I touched her arm. “You know those socks go to the front to warm the feet of German soldiers.”

Luiza pulled away. “I don’t care. When we get out of here, I’m opening a knitting shop with every color yarn and will just knit all day.”

“How wonderful,” Matka said, drawing Luiza near. “That’s bound to be any time now. Surely Papa and others…”

Her gaze flicked to me. Others? Lennart?

“…are working on our release.”

“We were about to play What I’d Bring,” Janina said. It was still strange to see Janina without her flame-red hair. After they’d shaved her bald on our first day at camp, her hair had grown in fine and brown, like the down of a baby sparrow. Many others were allowed to keep their hair, but Binz had made a point of having Janina’s head shaved, since she put up such a fuss about it.

“Matka doesn’t want to play that,” Zuzanna said, her face serious.

“It’s a silly game, but will you play with us?” Janina asked.

“Of course,” Matka said. “If we hurry.” She would do anything to make us happy.

Janina pulled us all closer. “You have to say what you’d bring down Beauty Road.”

Matka tipped her head to one side. “You mean—”



“If it’s your last walk. For example, I’d bring the prettiest pair of the highest high heels. In black calf—no, suede—to walk tall in. Oh, and hair like Rita Hayworth—”

“That’s two things,” Luiza said.

“And a pair of falsies.”

“Janina—” Zuzanna began.

“What? I want to have a chest for once in my life. If I’m going to die, I want to look good doing it.”

Zuzanna leaned in. “I’d bring a box of the best Polish chocolates, every type—vanilla creams, caramels, hazelnut—”

“Stop it,” Janina said. She hated it when anyone talked about food and covered her ears when girls recited their favorite meals and recipes over and over.

Luiza sat up straighter. “I’d bring my knitting. Once Binz saw how beautiful it was, she’d spare me.”

Matka grinned, taking it all in. It was good to see her smile.

It was my turn. I heard a Stubova call to someone from the washroom. She was close by, so I kept my voice low.

“I’d bring a mattress with a giant goose-down comforter and sleep on the way. Binz’s guards would carry me, with Binz herself fanning me with a giant pink ostrich feather.”

Janina stifled a snort-laugh.

“What would you bring?” Zuzanna whispered, still laughing, to Matka.

Matka thought for a long moment looking down at her hands, so long we thought maybe she wouldn’t play after all. When she finally did speak, it was with a queer look on her face.

“I would bring a bouquet of flowers—roses and lilacs.”

“Oh, I do love lilacs,” Luiza said.

“I’d walk with my head high and on the way hand this bouquet to the guards and tell them not to blame themselves for what they did.”

Did Matka not understand the lighthearted aim of the game?



“When we got to the wall, I’d refuse the blindfold and shout, ‘Long live Poland!’ before…”

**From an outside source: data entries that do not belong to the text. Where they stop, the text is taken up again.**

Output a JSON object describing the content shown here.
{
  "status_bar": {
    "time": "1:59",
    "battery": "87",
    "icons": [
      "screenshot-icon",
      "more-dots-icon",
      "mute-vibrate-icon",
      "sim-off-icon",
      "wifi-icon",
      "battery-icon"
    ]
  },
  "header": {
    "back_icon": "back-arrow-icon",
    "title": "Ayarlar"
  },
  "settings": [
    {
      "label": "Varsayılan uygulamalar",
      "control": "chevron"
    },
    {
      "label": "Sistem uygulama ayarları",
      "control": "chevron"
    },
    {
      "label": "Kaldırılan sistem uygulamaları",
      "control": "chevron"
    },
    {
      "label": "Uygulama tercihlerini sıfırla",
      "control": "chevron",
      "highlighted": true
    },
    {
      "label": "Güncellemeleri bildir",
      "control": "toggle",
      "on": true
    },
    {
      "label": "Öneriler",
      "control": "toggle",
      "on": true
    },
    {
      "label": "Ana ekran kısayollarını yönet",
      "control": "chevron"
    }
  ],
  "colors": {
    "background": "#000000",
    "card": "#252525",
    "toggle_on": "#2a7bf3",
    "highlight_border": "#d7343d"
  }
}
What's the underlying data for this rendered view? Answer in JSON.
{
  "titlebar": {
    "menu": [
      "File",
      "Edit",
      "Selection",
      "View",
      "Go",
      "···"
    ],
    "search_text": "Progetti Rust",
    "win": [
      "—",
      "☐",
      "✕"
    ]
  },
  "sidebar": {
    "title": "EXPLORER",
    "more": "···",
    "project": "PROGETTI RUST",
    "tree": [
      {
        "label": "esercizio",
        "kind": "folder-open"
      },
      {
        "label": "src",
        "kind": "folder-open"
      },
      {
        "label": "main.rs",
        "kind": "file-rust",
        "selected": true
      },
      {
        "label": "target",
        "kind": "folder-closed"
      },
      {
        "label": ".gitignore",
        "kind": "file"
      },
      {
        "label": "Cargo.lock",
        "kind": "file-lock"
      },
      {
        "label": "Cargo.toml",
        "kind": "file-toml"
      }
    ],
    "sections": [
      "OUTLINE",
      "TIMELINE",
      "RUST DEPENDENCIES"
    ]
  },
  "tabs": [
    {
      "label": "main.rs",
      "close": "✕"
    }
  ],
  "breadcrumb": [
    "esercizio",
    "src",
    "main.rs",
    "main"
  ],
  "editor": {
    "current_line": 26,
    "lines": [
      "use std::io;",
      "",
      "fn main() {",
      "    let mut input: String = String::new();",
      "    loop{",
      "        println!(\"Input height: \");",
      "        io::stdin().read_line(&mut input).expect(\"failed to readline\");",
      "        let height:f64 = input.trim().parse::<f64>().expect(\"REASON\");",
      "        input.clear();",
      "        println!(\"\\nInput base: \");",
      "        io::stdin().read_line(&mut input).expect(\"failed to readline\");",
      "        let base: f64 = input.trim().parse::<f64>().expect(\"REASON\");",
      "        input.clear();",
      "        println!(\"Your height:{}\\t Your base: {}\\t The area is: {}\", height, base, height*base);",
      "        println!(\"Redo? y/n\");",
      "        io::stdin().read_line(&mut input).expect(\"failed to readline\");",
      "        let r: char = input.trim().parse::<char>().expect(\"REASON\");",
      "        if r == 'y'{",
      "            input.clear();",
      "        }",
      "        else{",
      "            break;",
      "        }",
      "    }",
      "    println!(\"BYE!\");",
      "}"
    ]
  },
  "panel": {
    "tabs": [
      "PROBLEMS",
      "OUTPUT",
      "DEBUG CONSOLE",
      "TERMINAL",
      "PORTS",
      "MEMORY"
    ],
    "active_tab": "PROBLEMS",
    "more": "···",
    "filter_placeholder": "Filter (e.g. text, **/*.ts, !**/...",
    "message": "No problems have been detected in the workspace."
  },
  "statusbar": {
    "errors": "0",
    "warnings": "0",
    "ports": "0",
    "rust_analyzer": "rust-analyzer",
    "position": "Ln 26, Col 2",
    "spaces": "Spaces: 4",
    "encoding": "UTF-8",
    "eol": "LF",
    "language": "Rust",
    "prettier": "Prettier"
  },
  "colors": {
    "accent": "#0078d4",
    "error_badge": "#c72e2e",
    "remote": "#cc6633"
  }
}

Matka looked down at her hands.

“I would miss you all very much,” she said with the barest smile.

This serious answer made Zuzanna lose her happy face in an instant. The rest of us lost any laughter we’d had as well, and all became quiet. The thought of this happening was too horrible to dwell on.

We all must have looked about to brim over with tears, so Matka changed the subject.

“The Revier is running much better now—”

“How is the woman doctor?” I said. So many questions and so little time.